Good Jobs
- Community Wealth Building
The way to improve people’s lives is to have good jobs. This means making sure people have the education and skills to get the jobs, creating the jobs and making the right conditions for business to thrive.
To do all of this means having a great relationship with business. I’ve worked in a large businesses and I’ve set up my own business from scratch.
Soon after I was elected Rhona from P&G came to see me. She was really up-front, and told me her colleagues had said, “don’t waste your time. Nothing happens for years if you talk to government.” Well, within months we had our Advanced Circular Economy Project up and running, creating high-tech jobs, developing domestic cleaning products to use less heat and water.
Britain’s five and a half million small business owners should be natural Labour voters. Like us, they want a level playing field. We’ve helped over 1700 small businesses with advice and support or direct investment. We helped a local cycling firm develop an internet savvy customer journey, so they can increase their sales of eco-holidays, and employ more staff. We’ve helped a local joinery firm digitise their production. They’ve employed more joiners and apprentices, and are exporting to Japan. This is investment in the real economy – in firms that pay their taxes and pay their workers properly.

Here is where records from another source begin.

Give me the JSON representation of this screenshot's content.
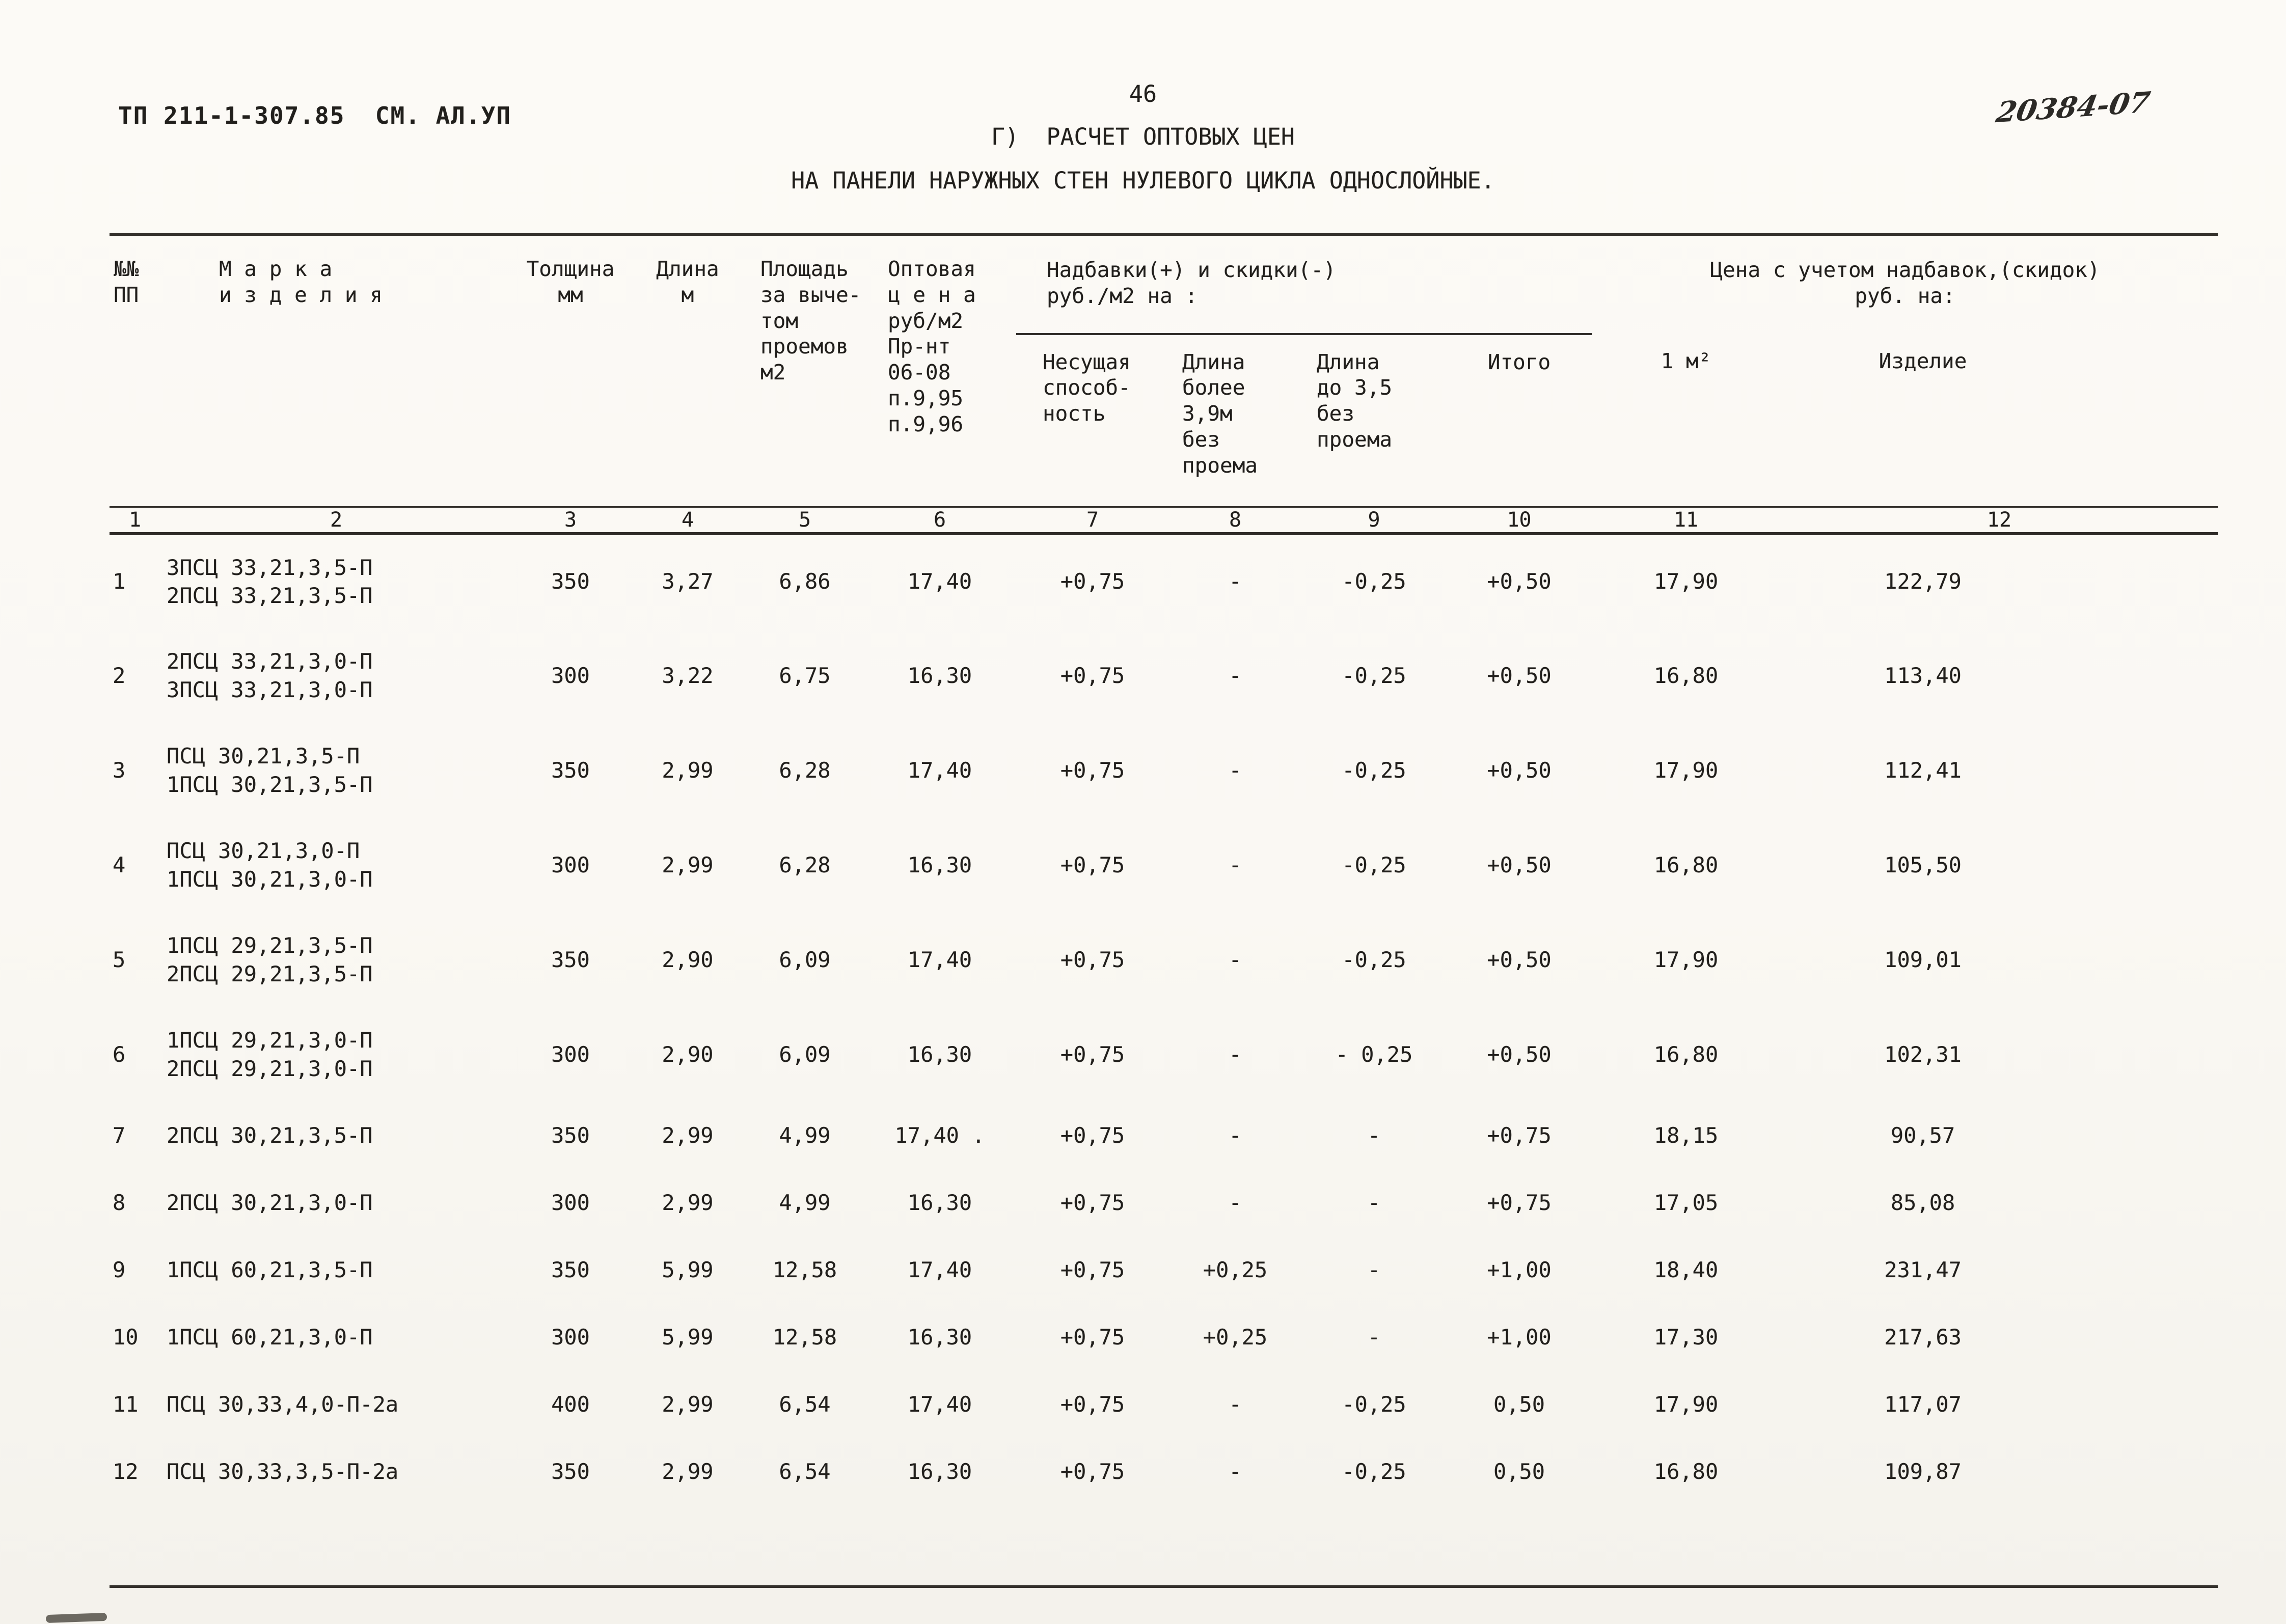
{
  "page": {
    "doc_ref": "ТП 211-1-307.85  СМ. АЛ.УП",
    "page_number": "46",
    "title_line1": "Г)  РАСЧЕТ ОПТОВЫХ ЦЕН",
    "title_line2": "НА ПАНЕЛИ НАРУЖНЫХ СТЕН НУЛЕВОГО ЦИКЛА ОДНОСЛОЙНЫЕ.",
    "handwritten_ref": "20384-07"
  },
  "table": {
    "headers": {
      "col1": "№№\nПП",
      "col2": "М а р к а\nи з д е л и я",
      "col3": "Толщина\nмм",
      "col4": "Длина\nм",
      "col5": "Площадь\nза выче-\nтом\nпроемов\nм2",
      "col6": "Оптовая\nц е н а\nруб/м2\nПр-нт\n06-08\nп.9,95\nп.9,96",
      "group_nadbavki": "Надбавки(+) и скидки(-)\n руб./м2  на :",
      "col7": "Несущая\nспособ-\nность",
      "col8": "Длина\nболее\n3,9м\nбез\nпроема",
      "col9": "Длина\nдо 3,5\nбез\nпроема",
      "col10": "Итого",
      "group_cena": "Цена с учетом надбавок,(скидок)\nруб. на:",
      "col11": "1 м²",
      "col12": "Изделие"
    },
    "column_numbers": [
      "1",
      "2",
      "3",
      "4",
      "5",
      "6",
      "7",
      "8",
      "9",
      "10",
      "11",
      "12"
    ],
    "rows": [
      {
        "num": "1",
        "marka": "3ПСЦ 33,21,3,5-П\n2ПСЦ 33,21,3,5-П",
        "c3": "350",
        "c4": "3,27",
        "c5": "6,86",
        "c6": "17,40",
        "c7": "+0,75",
        "c8": "-",
        "c9": "-0,25",
        "c10": "+0,50",
        "c11": "17,90",
        "c12": "122,79"
      },
      {
        "num": "2",
        "marka": "2ПСЦ 33,21,3,0-П\n3ПСЦ 33,21,3,0-П",
        "c3": "300",
        "c4": "3,22",
        "c5": "6,75",
        "c6": "16,30",
        "c7": "+0,75",
        "c8": "-",
        "c9": "-0,25",
        "c10": "+0,50",
        "c11": "16,80",
        "c12": "113,40"
      },
      {
        "num": "3",
        "marka": "ПСЦ 30,21,3,5-П\n1ПСЦ 30,21,3,5-П",
        "c3": "350",
        "c4": "2,99",
        "c5": "6,28",
        "c6": "17,40",
        "c7": "+0,75",
        "c8": "-",
        "c9": "-0,25",
        "c10": "+0,50",
        "c11": "17,90",
        "c12": "112,41"
      },
      {
        "num": "4",
        "marka": "ПСЦ 30,21,3,0-П\n1ПСЦ 30,21,3,0-П",
        "c3": "300",
        "c4": "2,99",
        "c5": "6,28",
        "c6": "16,30",
        "c7": "+0,75",
        "c8": "-",
        "c9": "-0,25",
        "c10": "+0,50",
        "c11": "16,80",
        "c12": "105,50"
      },
      {
        "num": "5",
        "marka": "1ПСЦ 29,21,3,5-П\n2ПСЦ 29,21,3,5-П",
        "c3": "350",
        "c4": "2,90",
        "c5": "6,09",
        "c6": "17,40",
        "c7": "+0,75",
        "c8": "-",
        "c9": "-0,25",
        "c10": "+0,50",
        "c11": "17,90",
        "c12": "109,01"
      },
      {
        "num": "6",
        "marka": "1ПСЦ 29,21,3,0-П\n2ПСЦ  29,21,3,0-П",
        "c3": "300",
        "c4": "2,90",
        "c5": "6,09",
        "c6": "16,30",
        "c7": "+0,75",
        "c8": "-",
        "c9": "- 0,25",
        "c10": "+0,50",
        "c11": "16,80",
        "c12": "102,31"
      },
      {
        "num": "7",
        "marka": "2ПСЦ 30,21,3,5-П",
        "c3": "350",
        "c4": "2,99",
        "c5": "4,99",
        "c6": "17,40 .",
        "c7": "+0,75",
        "c8": "-",
        "c9": "-",
        "c10": "+0,75",
        "c11": "18,15",
        "c12": "90,57"
      },
      {
        "num": "8",
        "marka": "2ПСЦ 30,21,3,0-П",
        "c3": "300",
        "c4": "2,99",
        "c5": "4,99",
        "c6": "16,30",
        "c7": "+0,75",
        "c8": "-",
        "c9": "-",
        "c10": "+0,75",
        "c11": "17,05",
        "c12": "85,08"
      },
      {
        "num": "9",
        "marka": "1ПСЦ 60,21,3,5-П",
        "c3": "350",
        "c4": "5,99",
        "c5": "12,58",
        "c6": "17,40",
        "c7": "+0,75",
        "c8": "+0,25",
        "c9": "-",
        "c10": "+1,00",
        "c11": "18,40",
        "c12": "231,47"
      },
      {
        "num": "10",
        "marka": "1ПСЦ 60,21,3,0-П",
        "c3": "300",
        "c4": "5,99",
        "c5": "12,58",
        "c6": "16,30",
        "c7": "+0,75",
        "c8": "+0,25",
        "c9": "-",
        "c10": "+1,00",
        "c11": "17,30",
        "c12": "217,63"
      },
      {
        "num": "11",
        "marka": "ПСЦ 30,33,4,0-П-2а",
        "c3": "400",
        "c4": "2,99",
        "c5": "6,54",
        "c6": "17,40",
        "c7": "+0,75",
        "c8": "-",
        "c9": "-0,25",
        "c10": "0,50",
        "c11": "17,90",
        "c12": "117,07"
      },
      {
        "num": "12",
        "marka": "ПСЦ 30,33,3,5-П-2а",
        "c3": "350",
        "c4": "2,99",
        "c5": "6,54",
        "c6": "16,30",
        "c7": "+0,75",
        "c8": "-",
        "c9": "-0,25",
        "c10": "0,50",
        "c11": "16,80",
        "c12": "109,87"
      }
    ]
  }
}
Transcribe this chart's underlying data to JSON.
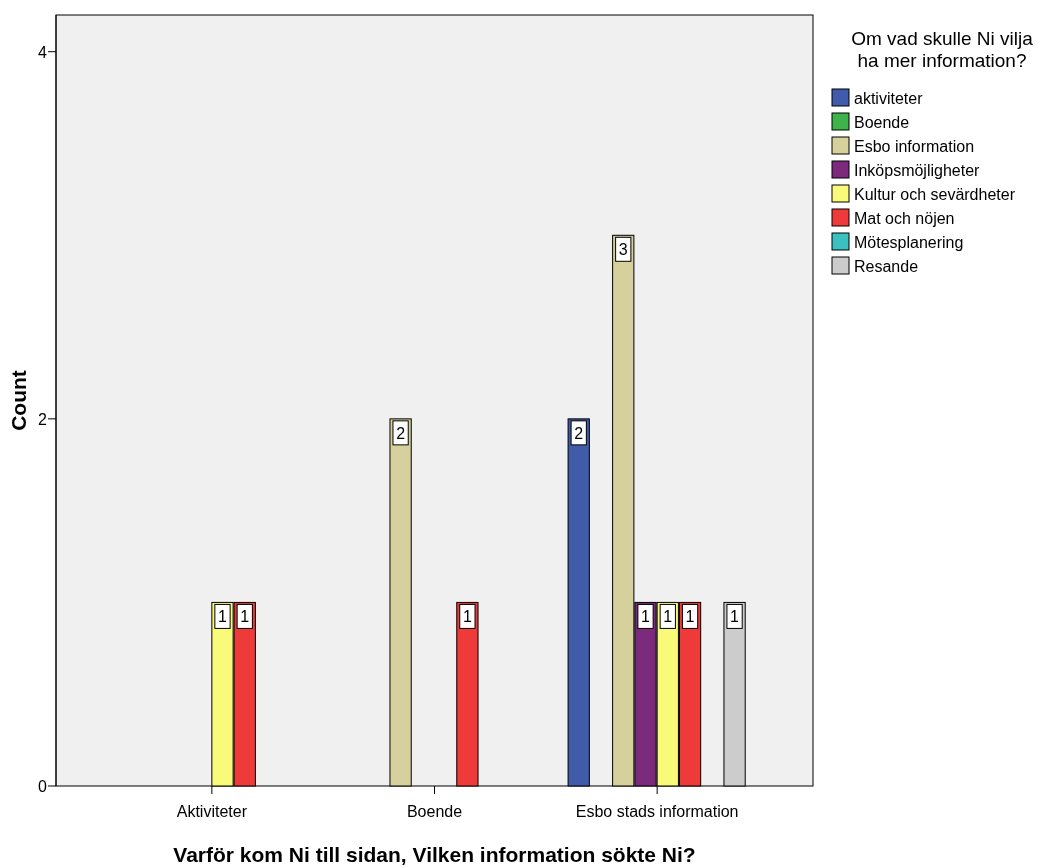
{
  "chart_data": {
    "type": "bar",
    "xlabel": "Varför kom Ni till sidan, Vilken information sökte Ni?",
    "ylabel": "Count",
    "legend_title": "Om vad skulle Ni vilja ha mer information?",
    "categories": [
      "Aktiviteter",
      "Boende",
      "Esbo stads information"
    ],
    "series": [
      {
        "name": "aktiviteter",
        "color": "#3f5baa",
        "values": [
          null,
          null,
          2
        ]
      },
      {
        "name": "Boende",
        "color": "#3db34a",
        "values": [
          null,
          null,
          null
        ]
      },
      {
        "name": "Esbo information",
        "color": "#d5d09c",
        "values": [
          null,
          2,
          3
        ]
      },
      {
        "name": "Inköpsmöjligheter",
        "color": "#7b2a7c",
        "values": [
          null,
          null,
          1
        ]
      },
      {
        "name": "Kultur och sevärdheter",
        "color": "#fafa7a",
        "values": [
          1,
          null,
          1
        ]
      },
      {
        "name": "Mat och nöjen",
        "color": "#ef3a3a",
        "values": [
          1,
          1,
          1
        ]
      },
      {
        "name": "Mötesplanering",
        "color": "#3bbfbf",
        "values": [
          null,
          null,
          null
        ]
      },
      {
        "name": "Resande",
        "color": "#cccccc",
        "values": [
          null,
          null,
          1
        ]
      }
    ],
    "ylim": [
      0,
      4.2
    ],
    "yticks": [
      0,
      2,
      4
    ],
    "grid": false,
    "legend": "right",
    "data_labels": true
  }
}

Businesses which recognise that their employees are their greatest asset embrace our Good Work Pledge. That’s why it is backed by the CBI and the North East Chamber of Commerce.
We’re working with the National Innovation Centre for Data to boost the growth of Digital start-ups, and investing £5 million with the National Innovation Centre for Ageing to boost start-ups in technology to keep us healthy life-long.
Our Innovation Recovery Grants are aimed at small businesses and social enterprises. There’s up to £10,000 available per project. When we think about innovation we tend to think of high-tech products, new materials, computer systems. But really innovation is about doing something in a way it’s not been done before.
We’ve got the North of Tyne Growth Fund. It does what it says on the tin: capital funding to support SMEs looking to expand or establish new operations in Newcastle, North Tyneside, or Northumberland. Grants of up to 30% of your eligible expenditure are available.
I visited Merit Holdings in June. Our £250,000 is helping them to reinvent their approach to construction. They do modular constructions. Clean rooms for biotech. They bought new automation equipment. Robot welding. A new factory. 100 new jobs and a large apprenticeship programme. Hopefully another 150 people employed in the next 12 months. They now manufacture everything in Cramlington.
They’re also down the road from Sweet Dreams – a local confectionary company. Our £92,000 helped them to buy new equipment, hire 10 staff, break into new markets, and make better chocolate. They’ve got plans for vegan and plant-based chocolates. And their Choc Nibbles are delicious!
Our funding is not limited to businesses based in the towns and cities of our region. We have the Rural Business Growth Service to target support to those outside the urban core.
We helped Glendale Engineering in Wooler who specialise in manufacturing livestock equipment. Our £42,000 grant helped them to buy a new plant and hire 11 new staff. They can now take on larger scale projects and start delivery faster than before.
I want to stay plugged into everything affecting the business community. I talk directly to business owners and I have my quarterly Business Ambassador to the Mayor meetings. This is with the CBI, North East Chamber of Commerce, Federation of Small Businesses, TechUK and MadeUK. They tell me what their members and research is telling them so we can work together to do the best for our businesses.